While declaring open a four-day week Trade Union workshop on Strategic Leadership in Ilorin during the week, Comrade Aremu disclosed that it was “the spirited efforts, cooperation and unity of purpose” of the Minister of labour, Dr Chris Igige, organized labour represented by the NLC, workers’ organizations and employers’ associations in Africa that led to the historic election of Mr Gilbert F. Houngbo.

The Director General who was also part of the government delegation to the 334th Governing Board in Geneva, Switzerland said, the election of Gilbert Houngbo attested to the Nigeria’s leadership in Africa in general and labour- friendly policies of President Muhammadu Buhari in particular.

Recalling the re-election of Akinwumi Adesina as the first Nigerian two- term President of the African Development Bank in 2020 and election of Dr. Ngozi Okonjo-Iweala of Nigeria, on 1 March 2021 as the first woman and the first African to hold the position of the Director-General of the WTO, Aremu said: “positioning worthy qualified Africans in strategic international organizations is a commendable sustainable legacy of President Buhari.”

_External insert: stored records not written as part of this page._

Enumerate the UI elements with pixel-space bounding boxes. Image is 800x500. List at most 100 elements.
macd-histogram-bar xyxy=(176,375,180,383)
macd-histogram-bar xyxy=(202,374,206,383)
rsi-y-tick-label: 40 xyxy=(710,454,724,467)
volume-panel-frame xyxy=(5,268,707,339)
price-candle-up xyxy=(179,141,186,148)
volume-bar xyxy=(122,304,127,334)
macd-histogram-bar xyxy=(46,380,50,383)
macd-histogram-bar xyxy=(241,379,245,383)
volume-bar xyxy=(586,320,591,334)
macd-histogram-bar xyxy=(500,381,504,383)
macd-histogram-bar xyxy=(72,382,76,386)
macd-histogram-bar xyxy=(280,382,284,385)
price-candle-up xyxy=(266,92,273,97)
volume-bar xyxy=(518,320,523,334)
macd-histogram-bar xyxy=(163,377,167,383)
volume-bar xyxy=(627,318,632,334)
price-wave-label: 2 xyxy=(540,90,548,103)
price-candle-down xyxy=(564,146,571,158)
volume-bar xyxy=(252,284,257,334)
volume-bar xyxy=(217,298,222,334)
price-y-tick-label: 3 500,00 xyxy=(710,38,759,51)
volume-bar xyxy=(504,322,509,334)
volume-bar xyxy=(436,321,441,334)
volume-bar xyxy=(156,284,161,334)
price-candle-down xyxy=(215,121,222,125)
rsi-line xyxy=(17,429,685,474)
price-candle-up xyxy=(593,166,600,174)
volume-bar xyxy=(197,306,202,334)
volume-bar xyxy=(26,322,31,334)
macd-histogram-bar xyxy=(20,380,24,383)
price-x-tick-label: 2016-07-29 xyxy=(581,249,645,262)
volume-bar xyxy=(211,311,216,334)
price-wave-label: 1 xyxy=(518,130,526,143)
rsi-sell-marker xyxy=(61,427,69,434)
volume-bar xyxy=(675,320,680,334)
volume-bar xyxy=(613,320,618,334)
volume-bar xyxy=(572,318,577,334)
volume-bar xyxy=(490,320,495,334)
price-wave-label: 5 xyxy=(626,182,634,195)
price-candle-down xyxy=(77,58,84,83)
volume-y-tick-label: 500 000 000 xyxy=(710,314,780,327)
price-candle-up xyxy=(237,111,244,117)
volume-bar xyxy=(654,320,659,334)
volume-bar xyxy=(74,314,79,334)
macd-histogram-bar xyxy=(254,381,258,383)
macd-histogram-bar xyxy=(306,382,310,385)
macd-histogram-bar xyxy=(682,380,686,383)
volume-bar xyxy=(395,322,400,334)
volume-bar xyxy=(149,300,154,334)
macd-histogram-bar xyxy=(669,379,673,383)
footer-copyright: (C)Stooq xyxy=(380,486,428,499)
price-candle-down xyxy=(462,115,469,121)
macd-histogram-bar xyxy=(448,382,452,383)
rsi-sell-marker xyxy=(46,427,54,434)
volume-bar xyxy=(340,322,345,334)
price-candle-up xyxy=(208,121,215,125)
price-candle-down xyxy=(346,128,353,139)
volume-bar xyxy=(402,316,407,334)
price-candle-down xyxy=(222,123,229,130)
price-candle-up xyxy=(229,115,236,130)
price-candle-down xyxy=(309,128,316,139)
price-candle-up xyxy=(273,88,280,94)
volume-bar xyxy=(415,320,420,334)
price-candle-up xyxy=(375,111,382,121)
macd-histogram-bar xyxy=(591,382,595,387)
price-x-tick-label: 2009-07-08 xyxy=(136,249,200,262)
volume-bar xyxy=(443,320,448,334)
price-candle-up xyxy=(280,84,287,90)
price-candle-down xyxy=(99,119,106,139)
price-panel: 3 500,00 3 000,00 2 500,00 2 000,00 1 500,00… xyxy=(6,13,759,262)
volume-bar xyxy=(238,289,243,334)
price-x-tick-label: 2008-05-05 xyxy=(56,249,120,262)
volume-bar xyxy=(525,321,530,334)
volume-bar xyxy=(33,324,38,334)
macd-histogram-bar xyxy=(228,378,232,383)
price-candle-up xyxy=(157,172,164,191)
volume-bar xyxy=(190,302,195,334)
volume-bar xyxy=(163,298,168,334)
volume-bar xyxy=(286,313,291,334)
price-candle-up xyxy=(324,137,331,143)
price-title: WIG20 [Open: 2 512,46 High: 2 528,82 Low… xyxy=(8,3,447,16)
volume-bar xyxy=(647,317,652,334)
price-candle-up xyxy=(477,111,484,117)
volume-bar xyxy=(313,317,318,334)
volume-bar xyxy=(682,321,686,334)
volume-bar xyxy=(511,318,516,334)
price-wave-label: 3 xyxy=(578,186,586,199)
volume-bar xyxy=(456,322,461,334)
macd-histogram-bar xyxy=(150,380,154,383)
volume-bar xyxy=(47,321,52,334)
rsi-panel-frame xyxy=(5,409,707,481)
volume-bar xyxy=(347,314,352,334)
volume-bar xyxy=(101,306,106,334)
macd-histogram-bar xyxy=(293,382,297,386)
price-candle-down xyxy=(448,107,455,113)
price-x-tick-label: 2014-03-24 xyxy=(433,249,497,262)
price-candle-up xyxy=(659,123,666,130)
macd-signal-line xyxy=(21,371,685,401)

The keenly contested election ended with majority 30 votes for Mr Gilbert Houngbo of Togo with distant French challenger, Muriel Penicaud who polled 23 votes. There were five candidates for of ILO Director-General that included South Korea’s Kang Kyung-wha, Mthunzi Mdwaba (South Africa), formerly Employers, Muriel Pénicaud, former Minister of Labour of France and Greg Vines of Australia.

Speaking after his election, Houngbo said: “Although my origins are African my perspective is global. In an age, unfortunately of dividedness, my commitment to be a unifying Director-General stands firm… I will be the Director-General of nobody and the Director-General of everybody.”